Kostenfrei ist auch ein anderer Baustein von Hospiz Aargau: der Trauertreff. Dieser soll ein Begegnungsort für trauernde Menschen sein, die beispielsweise einen Verlust in der Familie erlitten haben und sich in einem geschützten, mitfühlenden und vertrauensvollen Umfeld austauschen möchten. Dabei werden sie von ausgebildeten Freiwilligen auf dem Weg des Trauerprozesses begleitet. Die Teilnahme am Trauertreff ist kostenlos und erfordert keine Anmeldung. „Es ist kein therapeutisches Angebot, sondern ein Austauschangebot“, erklärt Dieter Hermann, „wir stellen das Podium und die Rahmenbedingungen zur Verfügung“.

Trauernde sollen ihre Wege selbst gestalten

Im Fokus stehen das selbstbestimmte Gespräch und der Austausch der Trauernden untereinander. Dadurch kann ein Trauertreff eine eigene Dynamik entwickeln, in die die Trauerbegleiter unter Umständen nicht eingreifen. Schließlich sollen die Trauernden ihre Wege selber gestalten.

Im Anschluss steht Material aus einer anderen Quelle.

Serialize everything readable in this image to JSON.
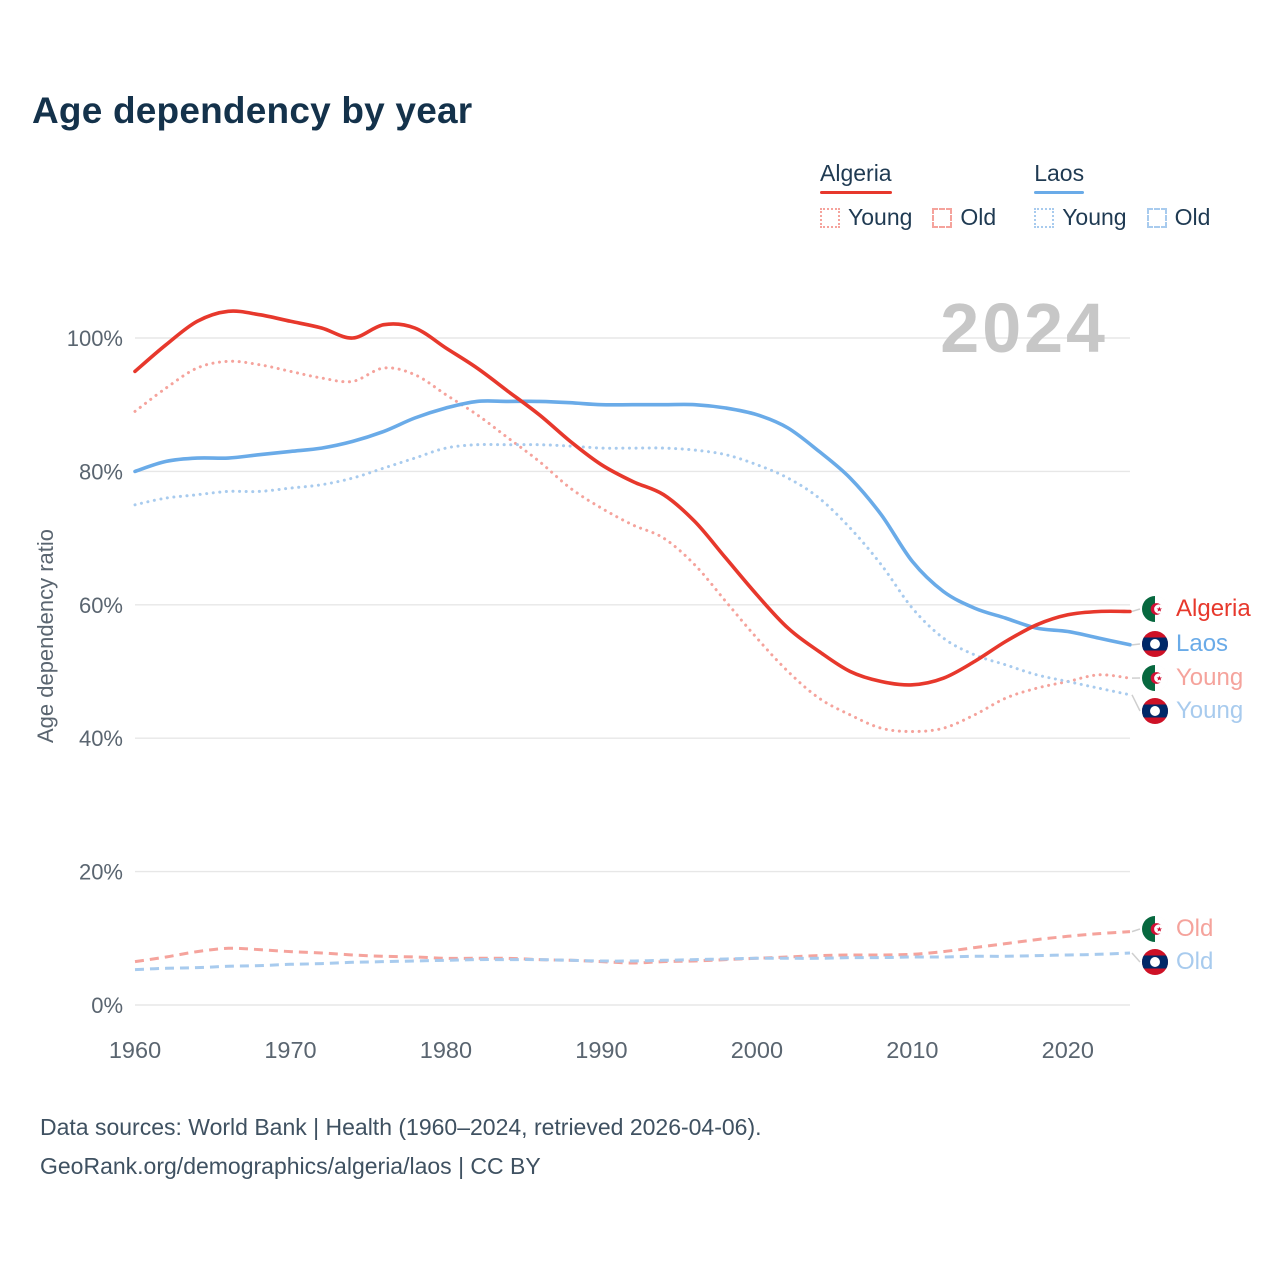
{
  "title": "Age dependency by year",
  "watermark": "2024",
  "ylabel": "Age dependency ratio",
  "colors": {
    "algeria": "#e7382c",
    "algeria_light": "#f5a39c",
    "laos": "#6aabe8",
    "laos_light": "#a8cbee"
  },
  "legend": {
    "algeria": {
      "label": "Algeria",
      "young": "Young",
      "old": "Old"
    },
    "laos": {
      "label": "Laos",
      "young": "Young",
      "old": "Old"
    }
  },
  "end_labels": [
    {
      "label": "Algeria",
      "flag": "algeria",
      "color": "#e7382c"
    },
    {
      "label": "Laos",
      "flag": "laos",
      "color": "#6aabe8"
    },
    {
      "label": "Young",
      "flag": "algeria",
      "color": "#f5a39c"
    },
    {
      "label": "Young",
      "flag": "laos",
      "color": "#a8cbee"
    },
    {
      "label": "Old",
      "flag": "algeria",
      "color": "#f5a39c"
    },
    {
      "label": "Old",
      "flag": "laos",
      "color": "#a8cbee"
    }
  ],
  "footer": {
    "line1": "Data sources: World Bank | Health (1960–2024, retrieved 2026-04-06).",
    "line2": "GeoRank.org/demographics/algeria/laos | CC BY"
  },
  "chart_data": {
    "type": "line",
    "title": "Age dependency by year",
    "xlabel": "",
    "ylabel": "Age dependency ratio",
    "xlim": [
      1960,
      2024
    ],
    "ylim": [
      0,
      107
    ],
    "grid": true,
    "legend_position": "top-right",
    "watermark": "2024",
    "yticks": [
      {
        "v": 0,
        "label": "0%"
      },
      {
        "v": 20,
        "label": "20%"
      },
      {
        "v": 40,
        "label": "40%"
      },
      {
        "v": 60,
        "label": "60%"
      },
      {
        "v": 80,
        "label": "80%"
      },
      {
        "v": 100,
        "label": "100%"
      }
    ],
    "xticks": [
      {
        "v": 1960,
        "label": "1960"
      },
      {
        "v": 1970,
        "label": "1970"
      },
      {
        "v": 1980,
        "label": "1980"
      },
      {
        "v": 1990,
        "label": "1990"
      },
      {
        "v": 2000,
        "label": "2000"
      },
      {
        "v": 2010,
        "label": "2010"
      },
      {
        "v": 2020,
        "label": "2020"
      }
    ],
    "x": [
      1960,
      1962,
      1964,
      1966,
      1968,
      1970,
      1972,
      1974,
      1976,
      1978,
      1980,
      1982,
      1984,
      1986,
      1988,
      1990,
      1992,
      1994,
      1996,
      1998,
      2000,
      2002,
      2004,
      2006,
      2008,
      2010,
      2012,
      2014,
      2016,
      2018,
      2020,
      2022,
      2024
    ],
    "series": [
      {
        "name": "Algeria Young",
        "country": "Algeria",
        "measure": "Young",
        "color": "#f5a39c",
        "style": "dotted",
        "values": [
          89,
          92.5,
          95.5,
          96.5,
          96,
          95,
          94,
          93.5,
          95.5,
          94.5,
          91.5,
          88.5,
          85,
          81.5,
          77.5,
          74.5,
          72,
          70,
          66,
          60.5,
          55,
          50,
          46,
          43.5,
          41.5,
          41,
          41.5,
          43.5,
          46,
          47.5,
          48.5,
          49.5,
          49
        ]
      },
      {
        "name": "Laos Young",
        "country": "Laos",
        "measure": "Young",
        "color": "#a8cbee",
        "style": "dotted",
        "values": [
          75,
          76,
          76.5,
          77,
          77,
          77.5,
          78,
          79,
          80.5,
          82,
          83.5,
          84,
          84,
          84,
          83.8,
          83.5,
          83.5,
          83.5,
          83.2,
          82.5,
          81,
          79,
          76,
          71.5,
          66,
          59.5,
          55,
          52.5,
          51,
          49.5,
          48.5,
          47.5,
          46.5
        ]
      },
      {
        "name": "Algeria Old",
        "country": "Algeria",
        "measure": "Old",
        "color": "#f5a39c",
        "style": "dashed",
        "values": [
          6.5,
          7.2,
          8,
          8.5,
          8.3,
          8,
          7.8,
          7.5,
          7.3,
          7.2,
          7,
          7,
          7,
          6.8,
          6.7,
          6.5,
          6.3,
          6.5,
          6.6,
          6.8,
          7,
          7.2,
          7.4,
          7.5,
          7.5,
          7.6,
          8,
          8.6,
          9.2,
          9.8,
          10.3,
          10.7,
          11
        ]
      },
      {
        "name": "Laos Old",
        "country": "Laos",
        "measure": "Old",
        "color": "#a8cbee",
        "style": "dashed",
        "values": [
          5.3,
          5.5,
          5.6,
          5.8,
          5.9,
          6.1,
          6.2,
          6.4,
          6.5,
          6.6,
          6.7,
          6.8,
          6.8,
          6.8,
          6.7,
          6.6,
          6.6,
          6.7,
          6.8,
          6.9,
          7,
          7,
          7,
          7.1,
          7.1,
          7.2,
          7.2,
          7.3,
          7.3,
          7.4,
          7.5,
          7.6,
          7.8
        ]
      },
      {
        "name": "Laos",
        "country": "Laos",
        "measure": "Total",
        "color": "#6aabe8",
        "style": "solid",
        "values": [
          80,
          81.5,
          82,
          82,
          82.5,
          83,
          83.5,
          84.5,
          86,
          88,
          89.5,
          90.5,
          90.5,
          90.5,
          90.3,
          90,
          90,
          90,
          90,
          89.5,
          88.5,
          86.5,
          83,
          79,
          73.5,
          66.5,
          62,
          59.5,
          58,
          56.5,
          56,
          55,
          54
        ]
      },
      {
        "name": "Algeria",
        "country": "Algeria",
        "measure": "Total",
        "color": "#e7382c",
        "style": "solid",
        "values": [
          95,
          99,
          102.5,
          104,
          103.5,
          102.5,
          101.5,
          100,
          102,
          101.5,
          98.5,
          95.5,
          92,
          88.5,
          84.5,
          81,
          78.5,
          76.5,
          72.5,
          67,
          61.5,
          56.5,
          53,
          50,
          48.5,
          48,
          49,
          51.5,
          54.5,
          57,
          58.5,
          59,
          59
        ]
      }
    ]
  }
}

An den bisherigen drei Trauertreffs, also auch in Bad Zurzach, sei der Bedarf vorhanden, berichtet Dieter Hermann. „Es gibt Personen, die seit mehreren Jahren die Trauertreffs besuchen“, weiß er, „und es haben sich daraus eigendynamisch unterstützende WhatsApp-Gruppen oder persönliche Beziehungen entwickelt“. Der neue Trauertreff in Rheinfelden hat ein eigenes Team aus Trauerbegleitern. Sie arbeiten auf ehrenamtlicher Basis. Die Idee, einen Trauertreff im Fricktal aufzubauen, ist nicht neu. Aber erst im Herbst 2021 ging die Saat auf, nachdem der Stadtrat von Rheinfelden seine Unterstützung signalisierte. Das Ergebnis: Hospiz Aargau darf den für den Trauertreff vorgesehenen Raum im Roten Haus nahe der Altstadt kostenfrei benutzen.

Der Trauertreff in Rheinfelden soll, wie es im Hospiz Aargau üblich ist, multikulturell agieren. Weder religiöse Gesinnung noch Staatsangehörigkeit spielen eine Rolle. Wer daran teilnehmen will, muss nicht unbedingt den Wohnsitz in der Schweiz haben. Auch Personen mit Wohnsitz in Deutschland sind willkommen.